FBK Legal on ECHR Decision to Find no Violation in Unionisation Restrictions for Russian Prisoners

10 December 2021

Alexandra Gerasimova has commented for Attorney's Newspaper on a decision made by the ECHR confirming that it is not a violation that Russian prisoners cannot set up trade unions.

An inspection at Penal Colony No.7 in the Republic of Sakha (Yakutiya), Russia, revealed that its administration regularly violated inmates? rights. In February 2006, inmates of that colony decided to set up a trade union and join a regional trade-union federation. However, two months later as a result of changes in the legislation, convicts in Russia lost their rights to be founders or members of public associations.

Then the local prosecutor's office found the trade union set up by the inmates unlawful because prison work was a method of correction and not a professional activity, so the Public Associations Act did not apply to them.
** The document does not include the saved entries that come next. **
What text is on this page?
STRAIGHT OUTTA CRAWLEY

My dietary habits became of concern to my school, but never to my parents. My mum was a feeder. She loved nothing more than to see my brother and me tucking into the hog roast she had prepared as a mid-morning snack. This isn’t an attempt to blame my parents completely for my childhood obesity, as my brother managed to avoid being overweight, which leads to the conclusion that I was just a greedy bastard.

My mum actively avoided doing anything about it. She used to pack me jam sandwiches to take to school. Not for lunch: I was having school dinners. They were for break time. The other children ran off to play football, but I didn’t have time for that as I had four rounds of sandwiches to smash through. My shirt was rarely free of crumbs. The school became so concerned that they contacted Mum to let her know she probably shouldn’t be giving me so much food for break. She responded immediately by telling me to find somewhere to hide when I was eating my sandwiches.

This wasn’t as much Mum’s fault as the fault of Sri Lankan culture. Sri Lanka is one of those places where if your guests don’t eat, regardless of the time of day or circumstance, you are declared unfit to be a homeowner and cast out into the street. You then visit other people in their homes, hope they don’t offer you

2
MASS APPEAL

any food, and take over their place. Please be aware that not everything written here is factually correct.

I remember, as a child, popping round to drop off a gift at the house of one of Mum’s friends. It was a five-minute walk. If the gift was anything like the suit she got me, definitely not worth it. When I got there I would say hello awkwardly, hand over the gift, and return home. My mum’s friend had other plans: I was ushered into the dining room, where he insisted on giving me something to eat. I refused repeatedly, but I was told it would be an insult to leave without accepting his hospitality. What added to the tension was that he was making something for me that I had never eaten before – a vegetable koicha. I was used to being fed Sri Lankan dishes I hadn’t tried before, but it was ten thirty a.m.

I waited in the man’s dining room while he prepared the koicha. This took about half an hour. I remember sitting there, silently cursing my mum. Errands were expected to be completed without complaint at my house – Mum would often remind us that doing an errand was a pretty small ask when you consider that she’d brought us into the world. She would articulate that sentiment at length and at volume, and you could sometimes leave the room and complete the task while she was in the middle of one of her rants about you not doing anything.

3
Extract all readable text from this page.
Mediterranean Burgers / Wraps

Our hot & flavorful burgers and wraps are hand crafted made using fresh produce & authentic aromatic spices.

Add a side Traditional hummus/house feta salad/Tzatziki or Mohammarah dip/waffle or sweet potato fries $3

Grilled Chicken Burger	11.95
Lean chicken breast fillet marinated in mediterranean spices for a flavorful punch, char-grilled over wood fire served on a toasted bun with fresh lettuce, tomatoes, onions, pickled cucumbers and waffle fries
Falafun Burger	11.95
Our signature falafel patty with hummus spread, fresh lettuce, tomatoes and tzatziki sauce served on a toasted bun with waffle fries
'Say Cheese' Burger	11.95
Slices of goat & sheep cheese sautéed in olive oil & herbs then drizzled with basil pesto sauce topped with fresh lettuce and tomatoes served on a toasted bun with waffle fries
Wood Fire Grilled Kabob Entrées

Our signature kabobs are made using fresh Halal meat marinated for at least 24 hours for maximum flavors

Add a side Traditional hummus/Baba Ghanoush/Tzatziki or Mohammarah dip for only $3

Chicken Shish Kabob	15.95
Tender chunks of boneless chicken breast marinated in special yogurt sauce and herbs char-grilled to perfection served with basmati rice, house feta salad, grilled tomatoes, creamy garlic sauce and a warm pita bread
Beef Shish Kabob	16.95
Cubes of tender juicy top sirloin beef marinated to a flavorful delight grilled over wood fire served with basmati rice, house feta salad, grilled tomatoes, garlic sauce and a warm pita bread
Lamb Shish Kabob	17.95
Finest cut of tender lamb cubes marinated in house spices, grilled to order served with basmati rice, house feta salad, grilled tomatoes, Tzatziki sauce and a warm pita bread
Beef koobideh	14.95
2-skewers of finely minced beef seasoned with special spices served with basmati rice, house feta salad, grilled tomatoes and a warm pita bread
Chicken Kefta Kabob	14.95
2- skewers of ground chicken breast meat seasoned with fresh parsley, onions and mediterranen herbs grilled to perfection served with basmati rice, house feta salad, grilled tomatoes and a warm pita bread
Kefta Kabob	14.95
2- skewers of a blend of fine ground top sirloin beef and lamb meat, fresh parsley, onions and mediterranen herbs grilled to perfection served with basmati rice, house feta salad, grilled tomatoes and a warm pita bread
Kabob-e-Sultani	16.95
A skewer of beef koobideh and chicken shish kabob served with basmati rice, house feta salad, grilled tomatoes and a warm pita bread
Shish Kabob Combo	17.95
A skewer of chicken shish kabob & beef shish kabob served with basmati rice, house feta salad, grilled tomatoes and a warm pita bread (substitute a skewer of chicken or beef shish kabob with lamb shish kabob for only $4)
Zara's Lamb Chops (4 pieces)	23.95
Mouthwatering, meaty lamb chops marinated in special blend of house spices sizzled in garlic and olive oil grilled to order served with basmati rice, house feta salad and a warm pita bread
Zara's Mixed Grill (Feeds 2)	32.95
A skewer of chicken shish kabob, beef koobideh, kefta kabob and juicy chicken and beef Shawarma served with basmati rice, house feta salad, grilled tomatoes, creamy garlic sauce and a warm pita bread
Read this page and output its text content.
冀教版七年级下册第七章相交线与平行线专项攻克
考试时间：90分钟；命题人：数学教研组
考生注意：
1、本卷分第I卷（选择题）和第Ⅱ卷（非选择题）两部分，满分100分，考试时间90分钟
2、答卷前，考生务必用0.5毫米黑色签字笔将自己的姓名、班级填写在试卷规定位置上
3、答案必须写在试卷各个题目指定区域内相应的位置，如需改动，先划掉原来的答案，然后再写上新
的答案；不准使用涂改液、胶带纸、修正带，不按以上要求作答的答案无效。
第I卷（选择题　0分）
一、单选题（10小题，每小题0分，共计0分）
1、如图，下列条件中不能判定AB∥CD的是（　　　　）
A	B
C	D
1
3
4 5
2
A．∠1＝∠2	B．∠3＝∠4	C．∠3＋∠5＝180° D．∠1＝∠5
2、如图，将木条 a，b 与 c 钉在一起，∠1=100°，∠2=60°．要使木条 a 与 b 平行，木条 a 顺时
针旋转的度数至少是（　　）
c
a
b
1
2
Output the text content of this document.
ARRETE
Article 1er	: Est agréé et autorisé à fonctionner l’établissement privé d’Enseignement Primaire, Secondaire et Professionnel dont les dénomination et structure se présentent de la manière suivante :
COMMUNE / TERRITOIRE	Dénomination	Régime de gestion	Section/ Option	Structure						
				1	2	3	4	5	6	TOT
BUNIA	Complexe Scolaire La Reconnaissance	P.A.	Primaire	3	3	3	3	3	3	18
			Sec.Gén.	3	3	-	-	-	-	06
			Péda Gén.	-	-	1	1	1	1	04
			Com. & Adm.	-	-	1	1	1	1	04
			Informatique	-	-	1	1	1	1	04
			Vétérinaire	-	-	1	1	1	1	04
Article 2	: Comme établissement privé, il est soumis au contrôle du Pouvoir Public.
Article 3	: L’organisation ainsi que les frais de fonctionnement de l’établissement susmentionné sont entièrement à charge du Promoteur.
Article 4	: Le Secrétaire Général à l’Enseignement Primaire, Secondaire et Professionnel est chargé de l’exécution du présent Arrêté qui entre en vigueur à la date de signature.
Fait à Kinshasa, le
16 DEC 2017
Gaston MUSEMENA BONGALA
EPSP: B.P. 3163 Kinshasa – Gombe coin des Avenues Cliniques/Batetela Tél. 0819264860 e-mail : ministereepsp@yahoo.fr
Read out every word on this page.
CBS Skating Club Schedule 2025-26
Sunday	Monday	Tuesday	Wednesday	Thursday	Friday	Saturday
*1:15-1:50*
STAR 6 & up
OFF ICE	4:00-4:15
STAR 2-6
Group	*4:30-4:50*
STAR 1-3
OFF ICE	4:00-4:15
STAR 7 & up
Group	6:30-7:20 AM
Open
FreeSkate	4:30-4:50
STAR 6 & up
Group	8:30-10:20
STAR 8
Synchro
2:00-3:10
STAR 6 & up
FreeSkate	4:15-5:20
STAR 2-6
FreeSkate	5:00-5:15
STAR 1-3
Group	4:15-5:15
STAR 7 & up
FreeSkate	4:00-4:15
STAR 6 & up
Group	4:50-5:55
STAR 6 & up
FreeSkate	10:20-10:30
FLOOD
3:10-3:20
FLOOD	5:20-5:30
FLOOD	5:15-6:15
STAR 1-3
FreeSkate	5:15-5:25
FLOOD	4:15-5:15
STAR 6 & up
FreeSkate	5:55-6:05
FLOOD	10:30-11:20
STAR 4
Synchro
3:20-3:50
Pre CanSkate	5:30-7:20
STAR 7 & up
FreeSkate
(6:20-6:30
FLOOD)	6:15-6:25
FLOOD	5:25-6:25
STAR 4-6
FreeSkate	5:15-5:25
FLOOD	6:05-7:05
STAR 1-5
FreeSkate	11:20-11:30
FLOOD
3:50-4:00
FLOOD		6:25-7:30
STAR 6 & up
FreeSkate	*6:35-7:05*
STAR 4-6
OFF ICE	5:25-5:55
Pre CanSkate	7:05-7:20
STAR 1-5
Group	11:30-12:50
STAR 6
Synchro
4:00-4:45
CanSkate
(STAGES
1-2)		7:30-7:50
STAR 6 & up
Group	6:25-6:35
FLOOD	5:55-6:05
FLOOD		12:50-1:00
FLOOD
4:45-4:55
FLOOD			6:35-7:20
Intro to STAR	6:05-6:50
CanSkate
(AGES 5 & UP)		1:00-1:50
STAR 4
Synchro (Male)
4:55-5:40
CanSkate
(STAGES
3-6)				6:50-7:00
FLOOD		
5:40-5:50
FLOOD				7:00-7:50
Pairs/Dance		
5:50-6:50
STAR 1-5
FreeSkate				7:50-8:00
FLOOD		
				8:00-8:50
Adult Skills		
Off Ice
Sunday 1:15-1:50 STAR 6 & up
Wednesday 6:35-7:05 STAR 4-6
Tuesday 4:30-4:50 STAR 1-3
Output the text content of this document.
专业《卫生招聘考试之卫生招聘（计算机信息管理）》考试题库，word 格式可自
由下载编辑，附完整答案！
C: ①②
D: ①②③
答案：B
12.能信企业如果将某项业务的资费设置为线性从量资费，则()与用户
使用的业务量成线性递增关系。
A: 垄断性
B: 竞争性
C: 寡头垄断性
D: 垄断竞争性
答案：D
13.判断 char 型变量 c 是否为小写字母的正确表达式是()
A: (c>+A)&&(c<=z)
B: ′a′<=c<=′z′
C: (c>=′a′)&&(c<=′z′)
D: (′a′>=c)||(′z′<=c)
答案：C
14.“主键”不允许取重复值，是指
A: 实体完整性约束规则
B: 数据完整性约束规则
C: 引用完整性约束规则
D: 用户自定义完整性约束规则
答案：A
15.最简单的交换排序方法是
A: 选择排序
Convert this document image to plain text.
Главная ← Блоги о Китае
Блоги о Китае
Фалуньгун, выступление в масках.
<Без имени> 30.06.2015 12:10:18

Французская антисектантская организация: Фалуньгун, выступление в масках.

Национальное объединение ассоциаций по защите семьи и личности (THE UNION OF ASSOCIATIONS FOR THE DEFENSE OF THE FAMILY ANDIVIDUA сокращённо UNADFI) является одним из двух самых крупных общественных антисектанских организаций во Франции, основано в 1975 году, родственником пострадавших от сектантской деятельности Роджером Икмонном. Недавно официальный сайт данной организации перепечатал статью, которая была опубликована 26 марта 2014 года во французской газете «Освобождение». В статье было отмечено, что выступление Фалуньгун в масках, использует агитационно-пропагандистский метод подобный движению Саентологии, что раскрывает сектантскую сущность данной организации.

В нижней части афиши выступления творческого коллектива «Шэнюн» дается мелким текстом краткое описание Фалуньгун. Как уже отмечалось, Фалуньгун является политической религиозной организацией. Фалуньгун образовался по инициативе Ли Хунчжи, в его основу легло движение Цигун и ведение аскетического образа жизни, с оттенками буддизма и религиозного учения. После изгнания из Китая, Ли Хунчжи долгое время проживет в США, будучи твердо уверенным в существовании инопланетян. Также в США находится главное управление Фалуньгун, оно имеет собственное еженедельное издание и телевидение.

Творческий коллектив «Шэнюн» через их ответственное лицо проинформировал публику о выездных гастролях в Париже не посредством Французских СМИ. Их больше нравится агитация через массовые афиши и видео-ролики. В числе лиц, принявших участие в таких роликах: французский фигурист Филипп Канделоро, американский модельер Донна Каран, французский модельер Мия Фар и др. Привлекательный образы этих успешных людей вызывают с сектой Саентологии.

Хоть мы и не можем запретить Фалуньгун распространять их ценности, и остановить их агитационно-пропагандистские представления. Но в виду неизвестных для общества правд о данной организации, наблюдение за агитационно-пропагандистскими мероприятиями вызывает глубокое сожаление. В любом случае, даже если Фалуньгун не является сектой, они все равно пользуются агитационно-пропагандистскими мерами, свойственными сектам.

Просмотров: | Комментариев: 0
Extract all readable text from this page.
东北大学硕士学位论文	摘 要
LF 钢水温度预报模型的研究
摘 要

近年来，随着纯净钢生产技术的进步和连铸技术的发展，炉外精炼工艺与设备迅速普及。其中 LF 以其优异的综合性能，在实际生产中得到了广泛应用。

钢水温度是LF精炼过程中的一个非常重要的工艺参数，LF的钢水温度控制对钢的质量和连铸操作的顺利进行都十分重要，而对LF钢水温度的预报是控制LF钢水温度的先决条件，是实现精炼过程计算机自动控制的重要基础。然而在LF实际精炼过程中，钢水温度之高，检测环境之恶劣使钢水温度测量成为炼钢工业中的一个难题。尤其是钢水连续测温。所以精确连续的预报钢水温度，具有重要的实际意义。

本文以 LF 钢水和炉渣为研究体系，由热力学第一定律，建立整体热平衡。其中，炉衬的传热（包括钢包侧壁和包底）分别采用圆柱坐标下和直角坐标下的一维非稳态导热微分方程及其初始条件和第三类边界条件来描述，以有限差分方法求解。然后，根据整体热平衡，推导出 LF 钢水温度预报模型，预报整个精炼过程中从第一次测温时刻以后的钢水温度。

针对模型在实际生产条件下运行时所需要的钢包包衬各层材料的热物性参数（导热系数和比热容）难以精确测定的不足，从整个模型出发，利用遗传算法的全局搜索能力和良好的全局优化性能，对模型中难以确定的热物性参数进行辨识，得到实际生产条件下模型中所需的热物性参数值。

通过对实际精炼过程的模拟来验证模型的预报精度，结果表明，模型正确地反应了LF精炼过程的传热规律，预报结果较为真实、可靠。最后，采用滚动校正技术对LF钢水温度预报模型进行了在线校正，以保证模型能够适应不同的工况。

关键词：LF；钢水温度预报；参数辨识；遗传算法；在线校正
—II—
The Yakut Republican Trade-Union Federation did not expel the union from the federation citing the International Labour Organisation (ILO) Convention, which protected trade unions from government intrusion.

There were several court proceedings to challenge that decision. In the end, the Supreme Court of the Republic of Sakha upheld the expulsion of the union from the federation.

A representative of the Yakut Republican Trade-Union Federation applied to the ECHR claiming violation of articles 6 and 11 of the Convention for the Protection of Human Rights and Fundamental Freedoms that guaranteed the right to a fair trial, and freedom of assembly and association. The Government of the Russian Federation argued that the complaint was inadmissible for five reasons. The ECHR considered the complaint and declared that there was no legislative ban on prisoners forming and joining trade unions in Russia, but the Court did not find any violation of article 11 of the Convention.

Alexandra Gerasimova says that the ECHR raised important legal issues, for example, about the application of the labour law to forced prison work, prisoners? right to join associations, and the balance between prisoners? rights and public interests related to safety in prisons.

The lawyer assumes that in that case the Court kept an option to reconsider the position in the future, because its decision corresponds to the current position of the Constitutional Court that justifies its approach by the difference in the legal nature of free and forced labour. Alexandra believes that in accordance with the Russian law, it is doubtful that the opposite decision of the ECHR would have been enforced and led to mass creation of trade unions.